Microsoft expands developer features for its Teams chat app
Third-party developers have new tools to play with when building integrations with Microsoft’s Teams group chat app. The company announced a pair of new developer-oriented features on Thursday, aimed at giving greater utility to services that work with Teams.
Using the Microsoft Bot Framework, developers can now build bots that interact with users inside a channel, in addition to interacting with users in one-on-one private chats. In addition, developers integrating their applications directly into tabs within the Teams client can now give users a way to link their colleagues to content buried deep in the integrated app.

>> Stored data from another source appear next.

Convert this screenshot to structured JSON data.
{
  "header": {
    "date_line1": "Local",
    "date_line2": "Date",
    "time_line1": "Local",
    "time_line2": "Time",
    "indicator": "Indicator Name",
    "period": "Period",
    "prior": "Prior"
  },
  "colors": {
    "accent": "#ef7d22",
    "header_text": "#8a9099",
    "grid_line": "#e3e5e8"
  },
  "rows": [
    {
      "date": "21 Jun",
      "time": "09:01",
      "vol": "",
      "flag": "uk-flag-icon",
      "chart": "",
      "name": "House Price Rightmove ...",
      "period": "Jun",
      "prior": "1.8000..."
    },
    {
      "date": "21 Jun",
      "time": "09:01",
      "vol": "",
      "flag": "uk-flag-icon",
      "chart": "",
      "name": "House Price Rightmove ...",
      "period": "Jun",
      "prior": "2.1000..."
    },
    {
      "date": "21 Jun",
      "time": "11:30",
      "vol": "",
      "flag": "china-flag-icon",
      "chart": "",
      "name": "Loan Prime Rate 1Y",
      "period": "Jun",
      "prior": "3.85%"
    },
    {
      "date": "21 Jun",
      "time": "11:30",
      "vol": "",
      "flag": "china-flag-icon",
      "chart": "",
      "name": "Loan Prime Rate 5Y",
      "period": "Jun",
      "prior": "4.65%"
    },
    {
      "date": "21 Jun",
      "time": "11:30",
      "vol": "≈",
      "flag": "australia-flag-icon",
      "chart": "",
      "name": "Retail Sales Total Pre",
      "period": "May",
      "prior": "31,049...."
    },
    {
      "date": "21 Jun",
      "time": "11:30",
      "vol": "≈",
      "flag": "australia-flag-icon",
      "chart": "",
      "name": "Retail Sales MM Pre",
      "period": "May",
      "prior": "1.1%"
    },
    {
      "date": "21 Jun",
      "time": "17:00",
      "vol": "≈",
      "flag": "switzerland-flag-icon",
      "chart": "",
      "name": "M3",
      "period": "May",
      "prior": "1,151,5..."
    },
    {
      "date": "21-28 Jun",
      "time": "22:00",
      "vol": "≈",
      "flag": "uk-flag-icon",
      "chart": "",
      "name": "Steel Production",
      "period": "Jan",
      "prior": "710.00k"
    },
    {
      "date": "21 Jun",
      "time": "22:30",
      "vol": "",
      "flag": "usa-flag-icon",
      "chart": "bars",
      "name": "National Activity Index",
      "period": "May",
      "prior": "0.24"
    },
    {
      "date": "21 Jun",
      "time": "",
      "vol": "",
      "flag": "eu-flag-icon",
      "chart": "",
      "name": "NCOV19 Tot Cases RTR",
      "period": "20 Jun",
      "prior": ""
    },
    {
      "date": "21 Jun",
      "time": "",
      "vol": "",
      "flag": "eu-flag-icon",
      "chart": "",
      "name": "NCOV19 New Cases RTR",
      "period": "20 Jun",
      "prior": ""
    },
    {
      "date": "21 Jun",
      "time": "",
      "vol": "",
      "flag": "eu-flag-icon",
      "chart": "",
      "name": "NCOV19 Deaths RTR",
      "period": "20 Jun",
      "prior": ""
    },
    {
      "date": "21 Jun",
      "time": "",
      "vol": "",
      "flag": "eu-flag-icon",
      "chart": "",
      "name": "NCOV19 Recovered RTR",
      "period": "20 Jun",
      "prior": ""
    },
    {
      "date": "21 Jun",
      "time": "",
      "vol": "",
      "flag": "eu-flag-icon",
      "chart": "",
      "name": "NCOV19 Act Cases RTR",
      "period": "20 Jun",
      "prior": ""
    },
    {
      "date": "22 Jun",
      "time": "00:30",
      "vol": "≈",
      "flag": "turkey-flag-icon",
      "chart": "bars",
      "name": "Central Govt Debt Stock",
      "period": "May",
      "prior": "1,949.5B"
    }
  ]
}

Improving developer opportunities is important for Microsoft as it looks to compete with Slack, HipChat, and other companies in the work chat market. Its other two major competitors have robust developer platforms that help users bring functionality from other applications they use into their chat conversations.
With the new Microsoft functionality, once a user ads a bot to a team, it’s possible for people to interact with it in a private message conversation, in addition to invoking it inside a public chat. That’s similar to what Slack and HipChat offer to their bot developers.
The Teams product allows developers to integrate their apps using Tabs, which offers a canvas for running web applications inside Microsoft’s chat app. For example, Asana has a Teams tab integration that gives users a way to view shared tasks.
New developer functionality launched on Thursday lets developers provide users with deep links into applications running inside tabs. That means someone who wants to share a note that’s nested deep inside a tab could be able to link directly to that content in a chat, rather than asking one of their colleagues to navigate all the way to it.
The added functionality comes as Microsoft approaches the planned general availability of its chat application. Teams, which is currently in public beta, is expected to go GA by the end of next month. An early survey of IT decision makers showed that some people are interested in adopting Microsoft’s chat application over Slack.
However, it’s still missing functionality relative to its other chat applications, like support for private channels inside teams.
The second to last paragraph has been changed to reflect the correct timeframe for general availability.